Saturday : 2015.01.03

  • 20:48 EAM : last night, lightning from the Great Storm took out power in Kihei and cooling at MRTC-B. Haydn & Gavin shut the cluster down around 8pm. Today, they brought the cluster up over the course of the afternoon. At this point, all machines are back up. ippdb02 is behind 104ksec, ippdb06 is 1042ksec behind. I'm starting up stdlocal, but ippc38 is having some trouble: not mounting /export/ippc18.0 (homedir).
  • 22:30 MEH: will attempt to restart MD stacks then -- ~ippmd/deepstack/ptolemy.rc and long running
    • ipps00 required a password to log into once and then okay
    • ipp071 prompt for password but not accepted -- will not use

Sunday : YYYY.MM.DD

  • 06:40 EAM : ipp071 is exporting disk for nfs (looks fine), but since it cannot do logins, nebdiskd thinks it is down. it looks like it had some yp problems on boot; i'm rebooting now.
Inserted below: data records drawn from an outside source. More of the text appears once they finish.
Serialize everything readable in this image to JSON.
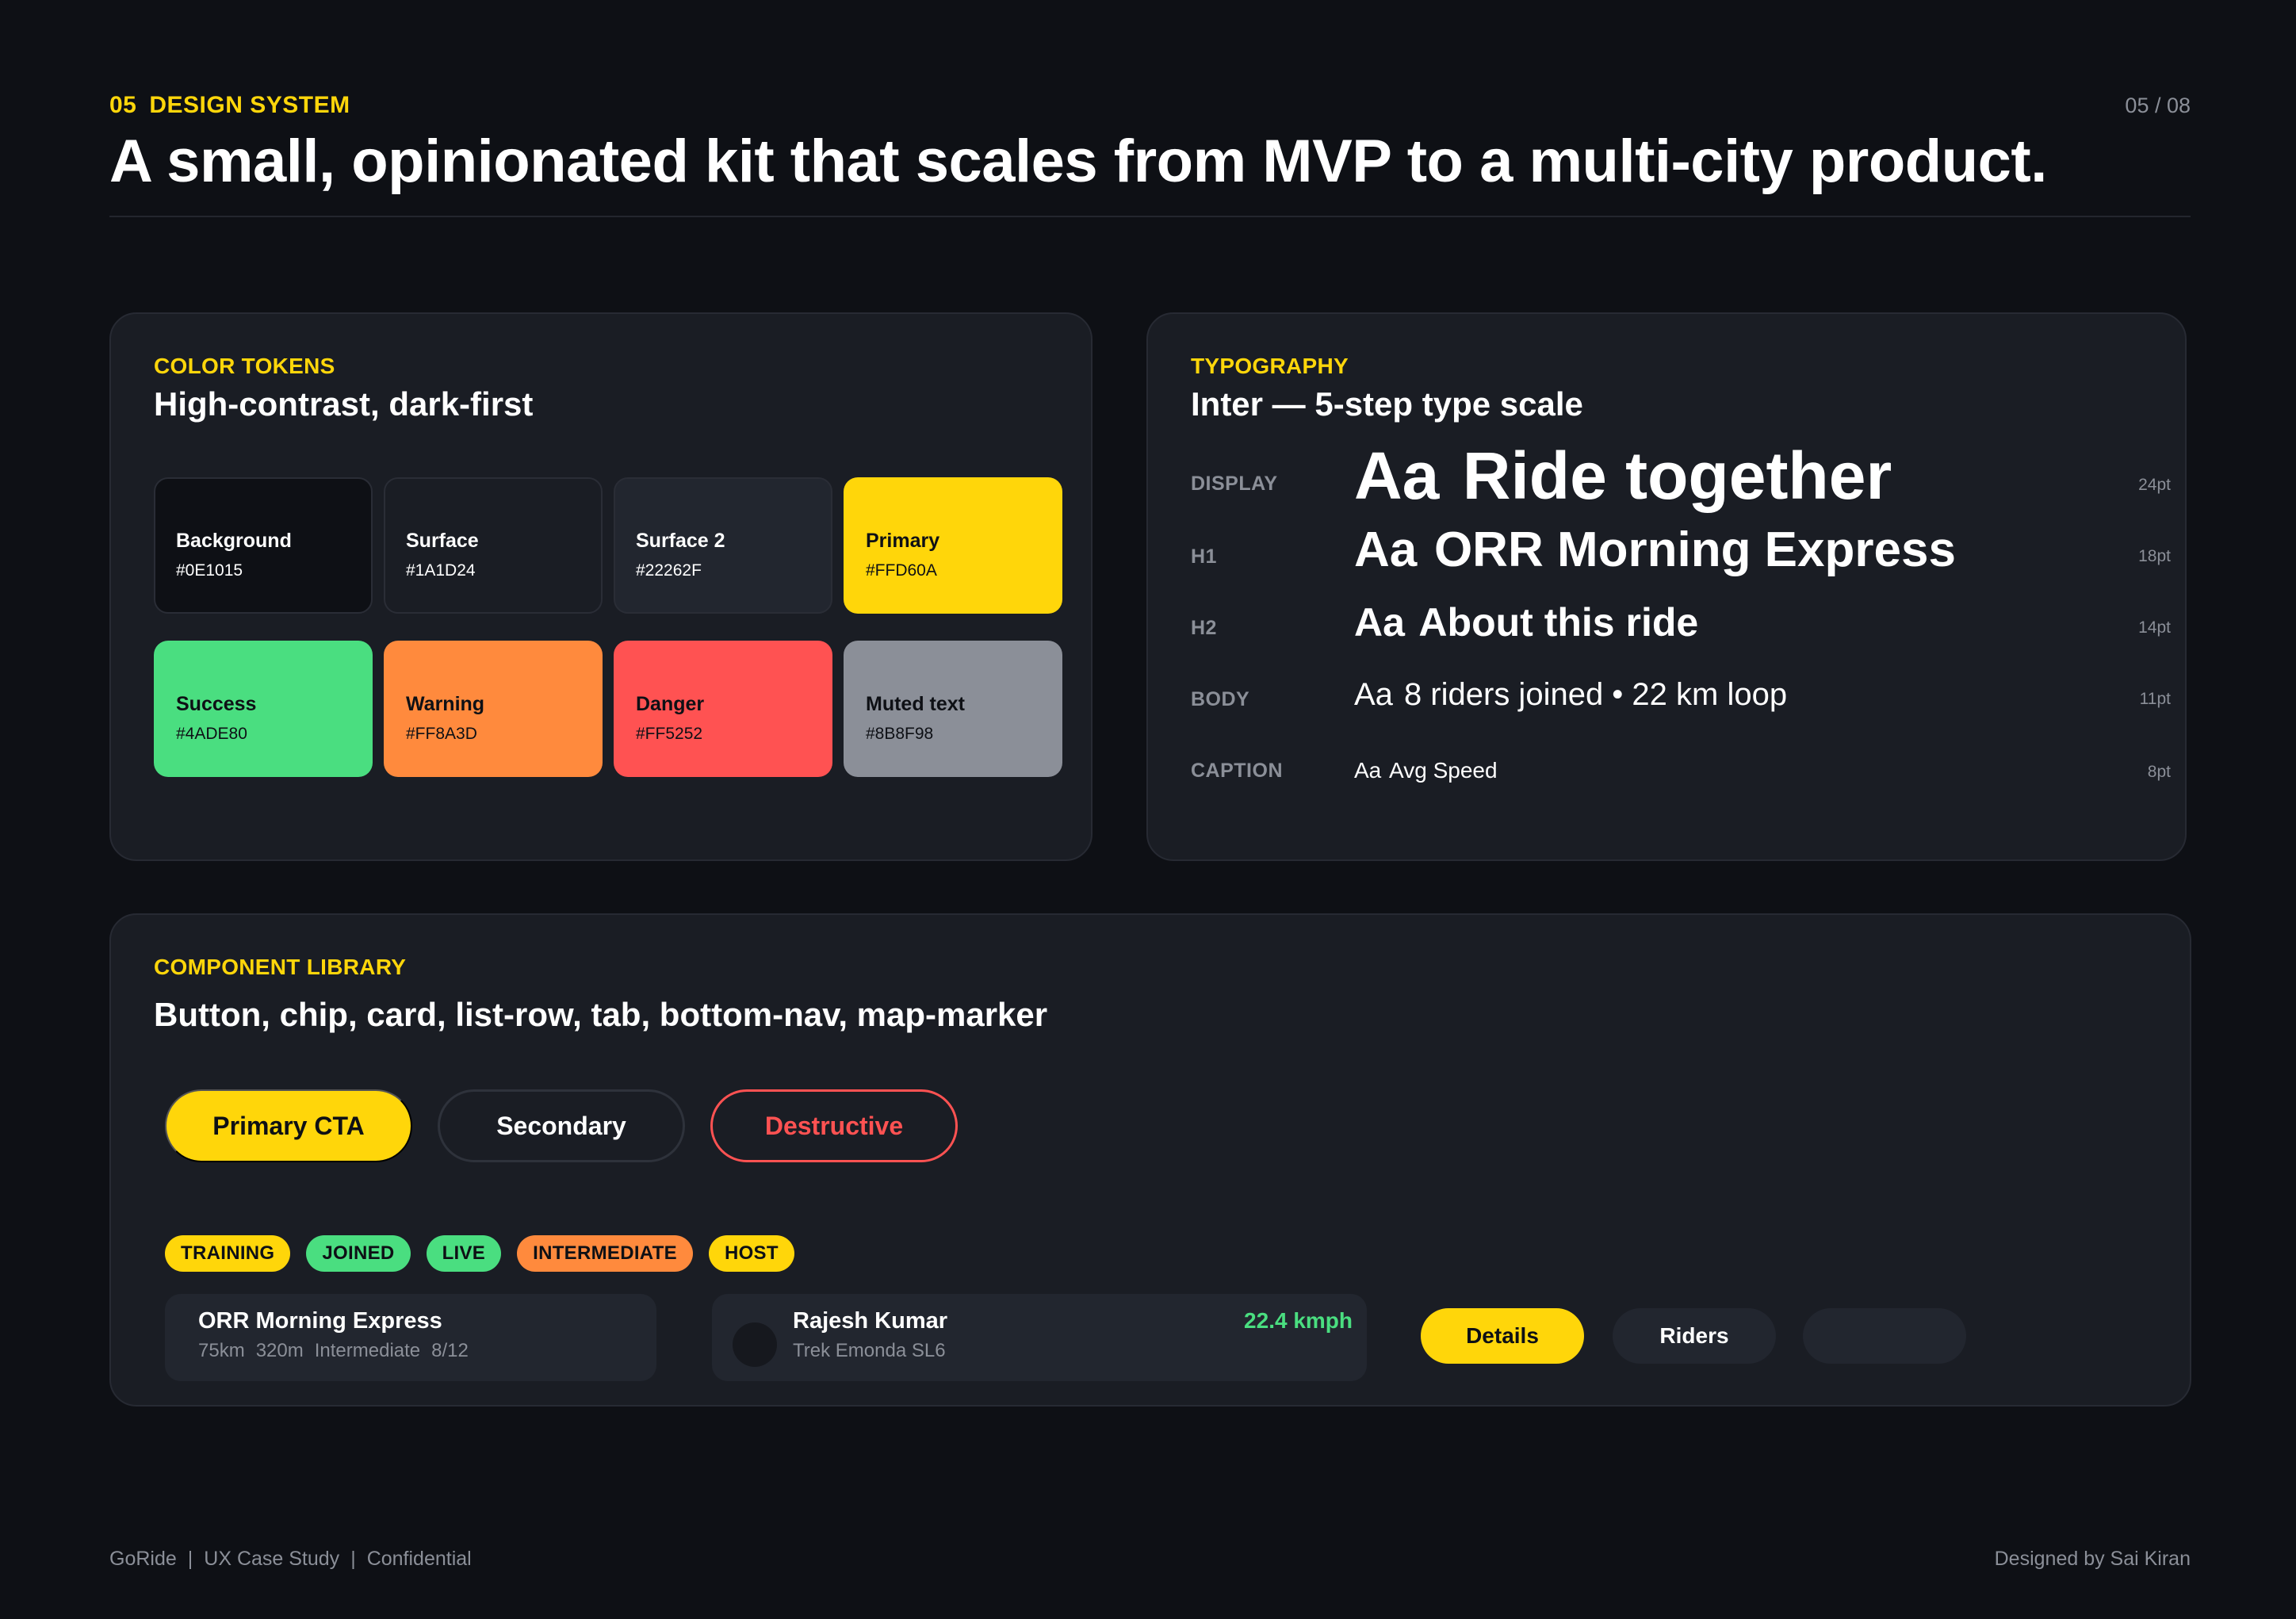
{
  "header": {
    "section_number": "05",
    "section_label": "DESIGN SYSTEM",
    "page_counter": "05 / 08",
    "title": "A small, opinionated kit that scales from MVP to a multi-city product."
  },
  "color_tokens": {
    "eyebrow": "COLOR TOKENS",
    "title": "High-contrast, dark-first",
    "swatches": [
      {
        "name": "Background",
        "hex": "#0E1015",
        "color": "#0E1015",
        "tone": "dark"
      },
      {
        "name": "Surface",
        "hex": "#1A1D24",
        "color": "#1A1D24",
        "tone": "dark"
      },
      {
        "name": "Surface 2",
        "hex": "#22262F",
        "color": "#22262F",
        "tone": "dark"
      },
      {
        "name": "Primary",
        "hex": "#FFD60A",
        "color": "#FFD60A",
        "tone": "light"
      },
      {
        "name": "Success",
        "hex": "#4ADE80",
        "color": "#4ADE80",
        "tone": "light"
      },
      {
        "name": "Warning",
        "hex": "#FF8A3D",
        "color": "#FF8A3D",
        "tone": "light"
      },
      {
        "name": "Danger",
        "hex": "#FF5252",
        "color": "#FF5252",
        "tone": "light"
      },
      {
        "name": "Muted text",
        "hex": "#8B8F98",
        "color": "#8B8F98",
        "tone": "light"
      }
    ]
  },
  "typography": {
    "eyebrow": "TYPOGRAPHY",
    "title": "Inter — 5-step type scale",
    "rows": [
      {
        "label": "DISPLAY",
        "aa": "Aa",
        "sample": "Ride together",
        "size": "24pt"
      },
      {
        "label": "H1",
        "aa": "Aa",
        "sample": "ORR Morning Express",
        "size": "18pt"
      },
      {
        "label": "H2",
        "aa": "Aa",
        "sample": "About this ride",
        "size": "14pt"
      },
      {
        "label": "BODY",
        "aa": "Aa",
        "sample": "8 riders joined • 22 km loop",
        "size": "11pt"
      },
      {
        "label": "CAPTION",
        "aa": "Aa",
        "sample": "Avg Speed",
        "size": "8pt"
      }
    ]
  },
  "components": {
    "eyebrow": "COMPONENT LIBRARY",
    "title": "Button, chip, card, list-row, tab, bottom-nav, map-marker",
    "buttons": {
      "primary": "Primary CTA",
      "secondary": "Secondary",
      "destructive": "Destructive"
    },
    "chips": [
      {
        "label": "TRAINING",
        "color": "#FFD60A"
      },
      {
        "label": "JOINED",
        "color": "#4ADE80"
      },
      {
        "label": "LIVE",
        "color": "#4ADE80"
      },
      {
        "label": "INTERMEDIATE",
        "color": "#FF8A3D"
      },
      {
        "label": "HOST",
        "color": "#FFD60A"
      }
    ],
    "ride_card": {
      "title": "ORR Morning Express",
      "distance": "75km",
      "elevation": "320m",
      "level": "Intermediate",
      "riders": "8/12"
    },
    "rider_row": {
      "name": "Rajesh Kumar",
      "bike": "Trek Emonda SL6",
      "speed": "22.4 kmph"
    },
    "tabs": {
      "active": "Details",
      "inactive": "Riders",
      "empty": ""
    }
  },
  "footer": {
    "brand": "GoRide",
    "doc_type": "UX Case Study",
    "confidentiality": "Confidential",
    "separator": "|",
    "credit": "Designed by Sai Kiran"
  },
  "colors": {
    "background": "#0E1015",
    "surface": "#1A1D24",
    "surface_2": "#22262F",
    "primary": "#FFD60A",
    "success": "#4ADE80",
    "warning": "#FF8A3D",
    "danger": "#FF5252",
    "muted": "#8B8F98"
  }
}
UPDATE: no such luck -- same problem still. i cannot get in since i do not know the root password
  • 06:43 EAM : looks like ippc38 is working again (must have figured out whatever nfs problem it had).
  • 19:20 EAM : everything is currently shutdown ex. stdlocal which has run out of stuff to do (ipp071 offline is a problem). I'm starting up the stdscience pantasks so nightly processing is ready.